Shannon walked \[4\dfrac{7}{8}\] miles and ran \[3\dfrac{1}{2}\] miles during the week. How much further did she walk than run?

Answer 1

Hint: In the given question Shannon walked \[4\dfrac{7}{8}\] miles and ran \[3\dfrac{1}{2}\] miles during the week.
We need to find that how much distance did Shannon further walked than ran;
For solving the given question we need to subtract the distance travelled while walking and the distance travelled while running during the week.

Complete step by step solution:
We know that,
Distance travelled by Shannon while walking =\[4\dfrac{7}{8}\]miles.
Distance travelled by Shannon while running =\[3\dfrac{1}{2}\]miles
This question is related to subtraction
We need to subtract the distance travelled by the Shannon while running from the distance travelled by the Shannon while walking during the week for finding how much did Shannon further walk than ran.
Then the distance that the Shannon did further walked than ran during the week becomes:
Distance=distance Shannon walked -distance Shannon ran
Distance Shannon walked=\[4\dfrac{7}{8}\]miles
Distance Shannon ran=\[3\dfrac{1}{2}\]miles
Distance that Shannon further walked than ran=(\[4\dfrac{7}{8}\]-\[3\dfrac{1}{2}\])miles
Shannon walked further than run=\[4\dfrac{7}{8}\]-\[3\dfrac{1}{2}\]miles

That is \[4\dfrac{7}{8}\]-\[3\dfrac{1}{2}\]
Split each mixed number into its whole numbers and fraction parts.
Here the whole parts are 4&3 and the fractional parts are \[\dfrac{7}{8}\]& \[\dfrac{1}{2}\] .
\[\Rightarrow \] (4 +\[\dfrac{7}{8}\]) –(3+\[\dfrac{1}{2}\])
\[\Rightarrow \]4 + \[\dfrac{7}{8}\] - 3 - \[\dfrac{1}{2}\]
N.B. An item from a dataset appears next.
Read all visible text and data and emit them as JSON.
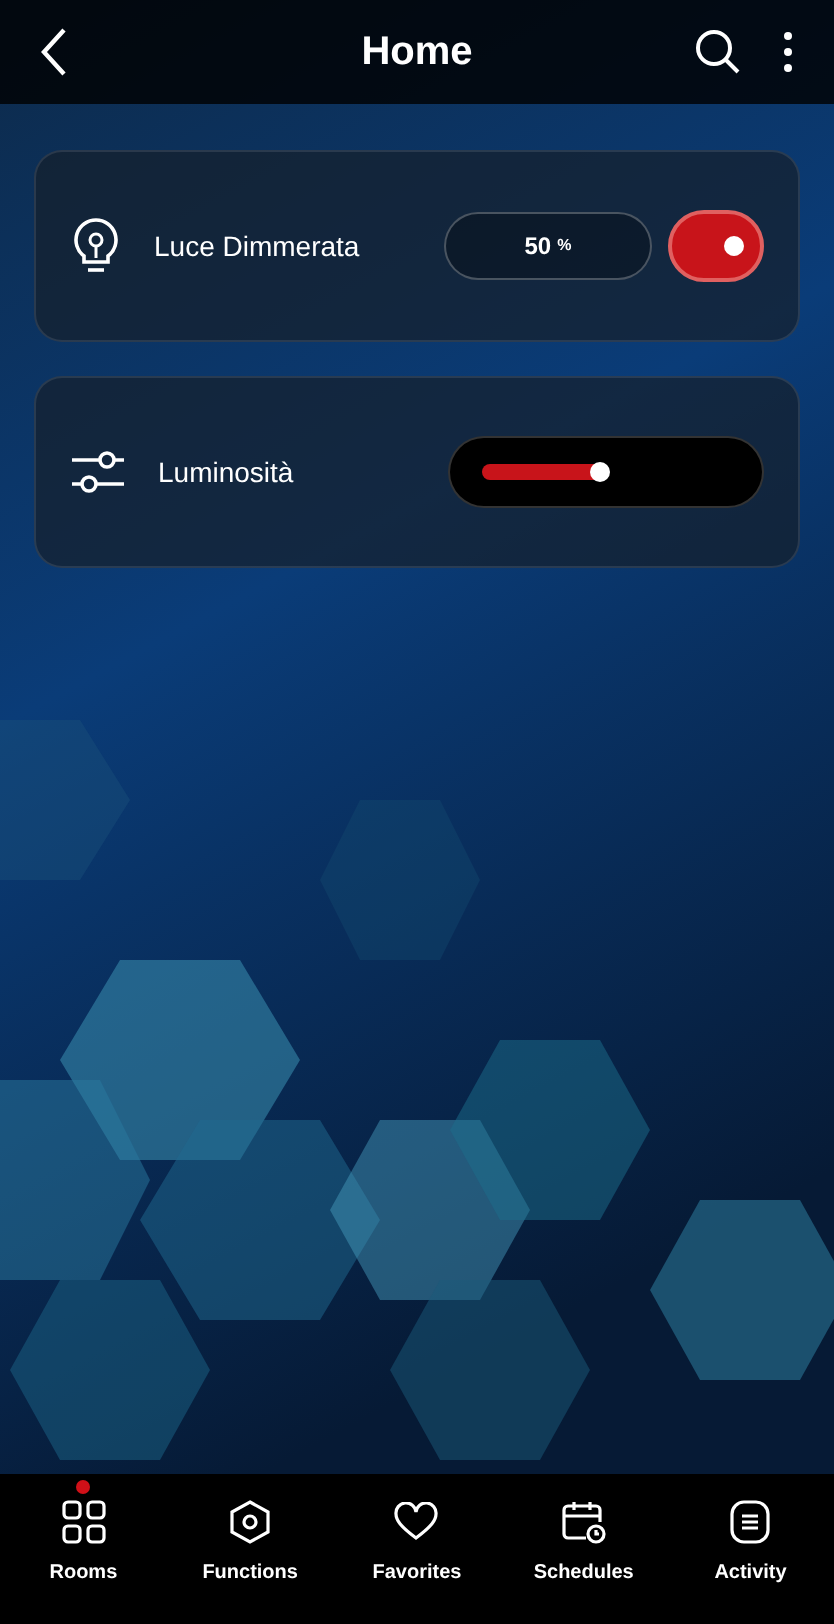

\[\Rightarrow \] (4-3) + (\[\dfrac{7}{8}\] - \[\dfrac{1}{2}\])
\[\Rightarrow \] 1 +\[\left( \dfrac{3}{8} \right)\]
\[\Rightarrow \]\[1\dfrac{3}{8}\]
Thus ,Shannon walked \[1\dfrac{3}{8}\] miles further than she ran.
The distance walked by Shannon further than she ran during the week is \[1\dfrac{3}{8}\] miles.

Note: Students should know the concept subtraction of rational numbers,
For subtracting the rational numbers we need to split the mixed number into its whole number and rational number.
Subtract the whole number part and rational number part separately.